# Are Maxwell's equations "physical"?

Just a quick complaint about naming first: Maxwell's equations are written in terms of the electric and magnetic fields, which are physical degrees of freedom. You're instead talking about the Euler-Lagrange equations of the Maxwell Lagrangian.

At the classical level, if we want to write electromagnetism in terms of a four-potential, that potential has to have a gauge symmetry to avoid redundancy. If you don't have a gauge symmetry, the theory simply won't be classical electromagnetism. Instead, waves with a fixed wavevector will have three independent polarizations.

However, such a theory has a deep problem: the equation of motion $\partial_\mu F^{\mu\nu} = 0$ only suffices to determine the evolution of the fields, not the potentials. That is, the classical theory is not deterministic! This directly corresponds to a loss of unitarity at the quantum level. Both these features are sufficiently bad that some would say gauge symmetry is a *requirement* for the theory to make sense.
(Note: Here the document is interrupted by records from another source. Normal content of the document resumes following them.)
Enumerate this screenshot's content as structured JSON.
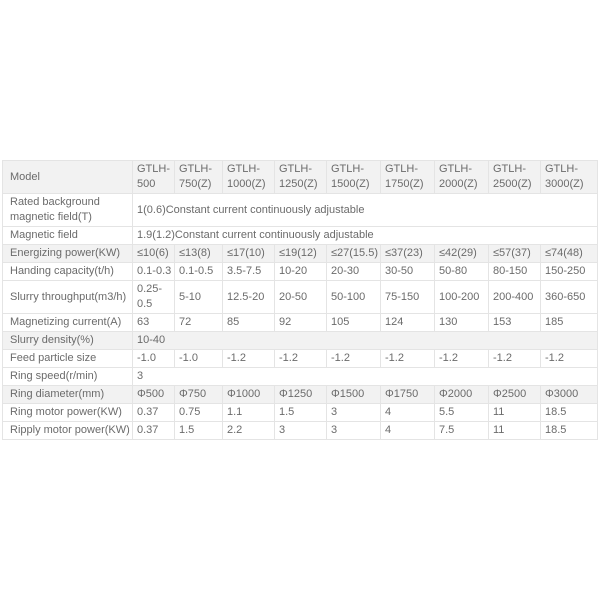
{
  "page": {
    "background_color": "#ffffff",
    "text_color": "#6b6b6b",
    "stripe_color": "#f2f2f2",
    "border_color": "#e4e4e4"
  },
  "table": {
    "models": [
      "GTLH-500",
      "GTLH-750(Z)",
      "GTLH-1000(Z)",
      "GTLH-1250(Z)",
      "GTLH-1500(Z)",
      "GTLH-1750(Z)",
      "GTLH-2000(Z)",
      "GTLH-2500(Z)",
      "GTLH-3000(Z)"
    ],
    "rows": [
      {
        "label": "Model",
        "shaded": true,
        "cells": [
          "GTLH-500",
          "GTLH-750(Z)",
          "GTLH-1000(Z)",
          "GTLH-1250(Z)",
          "GTLH-1500(Z)",
          "GTLH-1750(Z)",
          "GTLH-2000(Z)",
          "GTLH-2500(Z)",
          "GTLH-3000(Z)"
        ]
      },
      {
        "label": "Rated background magnetic field(T)",
        "shaded": false,
        "span": "1(0.6)Constant current continuously adjustable"
      },
      {
        "label": "Magnetic field",
        "shaded": false,
        "span": "1.9(1.2)Constant current continuously adjustable"
      },
      {
        "label": "Energizing power(KW)",
        "shaded": true,
        "cells": [
          "≤10(6)",
          "≤13(8)",
          "≤17(10)",
          "≤19(12)",
          "≤27(15.5)",
          "≤37(23)",
          "≤42(29)",
          "≤57(37)",
          "≤74(48)"
        ]
      },
      {
        "label": "Handing capacity(t/h)",
        "shaded": false,
        "cells": [
          "0.1-0.3",
          "0.1-0.5",
          "3.5-7.5",
          "10-20",
          "20-30",
          "30-50",
          "50-80",
          "80-150",
          "150-250"
        ]
      },
      {
        "label": "Slurry throughput(m3/h)",
        "shaded": false,
        "cells": [
          "0.25-0.5",
          "5-10",
          "12.5-20",
          "20-50",
          "50-100",
          "75-150",
          "100-200",
          "200-400",
          "360-650"
        ]
      },
      {
        "label": "Magnetizing current(A)",
        "shaded": false,
        "cells": [
          "63",
          "72",
          "85",
          "92",
          "105",
          "124",
          "130",
          "153",
          "185"
        ]
      },
      {
        "label": "Slurry density(%)",
        "shaded": true,
        "span": "10-40"
      },
      {
        "label": "Feed particle size",
        "shaded": false,
        "cells": [
          "-1.0",
          "-1.0",
          "-1.2",
          "-1.2",
          "-1.2",
          "-1.2",
          "-1.2",
          "-1.2",
          "-1.2"
        ]
      },
      {
        "label": "Ring speed(r/min)",
        "shaded": false,
        "span": "3"
      },
      {
        "label": "Ring diameter(mm)",
        "shaded": true,
        "cells": [
          "Φ500",
          "Φ750",
          "Φ1000",
          "Φ1250",
          "Φ1500",
          "Φ1750",
          "Φ2000",
          "Φ2500",
          "Φ3000"
        ]
      },
      {
        "label": "Ring motor power(KW)",
        "shaded": false,
        "cells": [
          "0.37",
          "0.75",
          "1.1",
          "1.5",
          "3",
          "4",
          "5.5",
          "11",
          "18.5"
        ]
      },
      {
        "label": "Ripply motor power(KW)",
        "shaded": false,
        "cells": [
          "0.37",
          "1.5",
          "2.2",
          "3",
          "3",
          "4",
          "7.5",
          "11",
          "18.5"
        ]
      }
    ]
  }
}
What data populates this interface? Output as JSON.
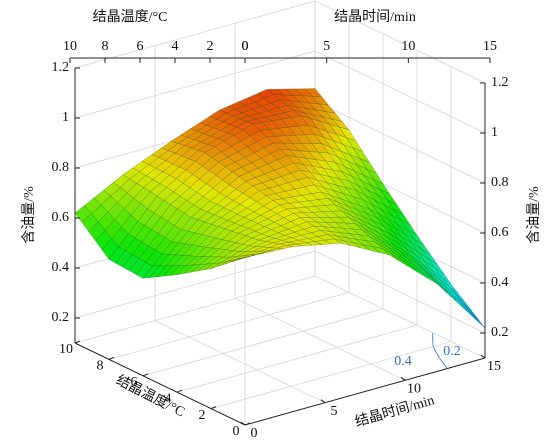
{
  "chart_data": {
    "type": "surface3d",
    "x_label": "结晶时间/min",
    "y_label": "结晶温度/°C",
    "z_label": "含油量/%",
    "x": [
      0,
      3,
      6,
      9,
      12,
      15
    ],
    "y": [
      0,
      2,
      4,
      6,
      8,
      10
    ],
    "z": [
      [
        0.77,
        0.76,
        0.72,
        0.62,
        0.45,
        0.22
      ],
      [
        0.66,
        0.72,
        0.74,
        0.68,
        0.52,
        0.33
      ],
      [
        0.57,
        0.7,
        0.76,
        0.74,
        0.62,
        0.46
      ],
      [
        0.49,
        0.68,
        0.79,
        0.82,
        0.74,
        0.6
      ],
      [
        0.5,
        0.7,
        0.82,
        0.88,
        0.86,
        0.75
      ],
      [
        0.62,
        0.72,
        0.8,
        0.87,
        0.9,
        0.85
      ]
    ],
    "xlim": [
      0,
      15
    ],
    "ylim": [
      0,
      10
    ],
    "zlim": [
      0.1,
      1.2
    ],
    "xticks": [
      0,
      5,
      10,
      15
    ],
    "yticks": [
      0,
      2,
      4,
      6,
      8,
      10
    ],
    "zticks": [
      0.2,
      0.4,
      0.6,
      0.8,
      1,
      1.2
    ],
    "contour_levels": [
      0.4,
      0.2
    ],
    "grid": true
  }
}
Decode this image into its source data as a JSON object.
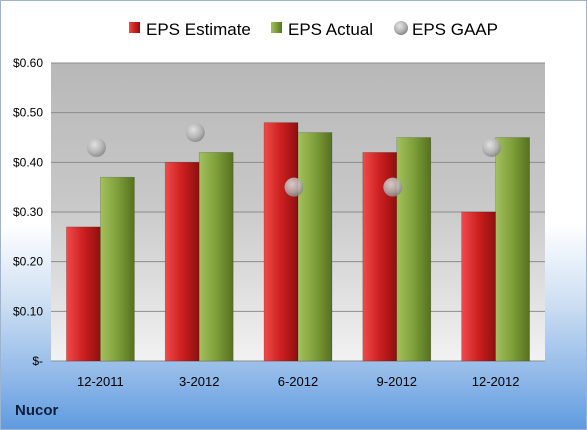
{
  "company": "Nucor",
  "chart_data": {
    "type": "bar",
    "categories": [
      "12-2011",
      "3-2012",
      "6-2012",
      "9-2012",
      "12-2012"
    ],
    "series": [
      {
        "name": "EPS Estimate",
        "kind": "bar",
        "color": "#cc1f1f",
        "values": [
          0.27,
          0.4,
          0.48,
          0.42,
          0.3
        ]
      },
      {
        "name": "EPS Actual",
        "kind": "bar",
        "color": "#7e9f3a",
        "values": [
          0.37,
          0.42,
          0.46,
          0.45,
          0.45
        ]
      },
      {
        "name": "EPS GAAP",
        "kind": "marker",
        "color": "#a9a9a9",
        "values": [
          0.43,
          0.46,
          0.35,
          0.35,
          0.43
        ]
      }
    ],
    "ylim": [
      0,
      0.6
    ],
    "yticks": [
      0,
      0.1,
      0.2,
      0.3,
      0.4,
      0.5,
      0.6
    ],
    "ytick_labels": [
      "$-",
      "$0.10",
      "$0.20",
      "$0.30",
      "$0.40",
      "$0.50",
      "$0.60"
    ],
    "legend_position": "top",
    "grid": true
  }
}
Note that this *isn't* true if you add a mass term $m^2 A_\mu A^\mu$ to the Lagrangian; in this case the equation of motion is simply the Klein-Gordan equation for each component. This is the Proca theory, which makes perfect sense without gauge symmetry. However, the problems are reintroduced when the mass goes to zero. As such, gauge symmetry for the massless theory isn't really a choice, and it's not specific to quantization either; it's instead required at the classical level and transferred to the quantum.

You are correct that there are gauge degrees of freedom in the solution for $A_\mu$ - precisely the ordinary gauge transformations. But $A$ is not physical, the electromagnetic field strength $F$ is. There are no gauge degrees of freedom in $F$, and

*as an equation for $F$*Maxwell's equations are physical.The polarization of the classical $A_\mu$ has nothing to do with any photons. There are no photons in a classical theory. Maxwell's equations alone classically fully suffice to allow only transverse EM waves, see e.g. this question and its answers.

The two answers above are respectable answers and reflect the present theory. I have a different answer, namely that th epotential is physical, and I have proven that it is the only correct one. 19 years ago I published a paper with a different formulation. It starts out with the Fermi Lagrangian ${\cal L}= \frac{1}{2} \epsilon_0 \partial_\mu A_\nu \partial^\mu A^\nu$, to arrive at the wave equation $\partial_\mu \partial^\mu A^\nu = \mu_0 j^\nu$. The potential $A^\nu$ is uniquely determined by the requirement of causality. Since the wave equation is bijective, current conservation, $\partial_\mu j^\mu = 0$ implies $\partial_\mu A^\mu = 0$ and vice versa. That is, only the transversal part of the solution space describes the field of conserved current. I show that the Lorentz force follows. The solution of the wave equation can be written in terms of a propagator, which is simply the Green's function of the d'Alembertian operator $\partial_mu \partial^\mu$.

Let me explain why I say that this formulation is the only correct one. In principle my formulation predict exactly the same measurement outcome as long as only electromagnetism is considered. The definitive argument however comes from gravitation. An electromagnetic energy-momentum distribution implies a gravitational field. In my theory the EM distribution is the Nöther distribution of the (Fermi) Lagrangian. This is not the case for the gauge invariant theory. The standard EM distribution of the Belinfante-Rosenfeld Lagrangian is an ad hoc modification of the Nöther form, and by this an ad hoc modification of the gravitational field. This ad hoc modification is necessary because the BR Lagrangian implies a non-gauge invariant, asymmetric (GRT requires symmetry) Nöther form.

There are many advantages to this formulation, as you can see for yourself in the paper.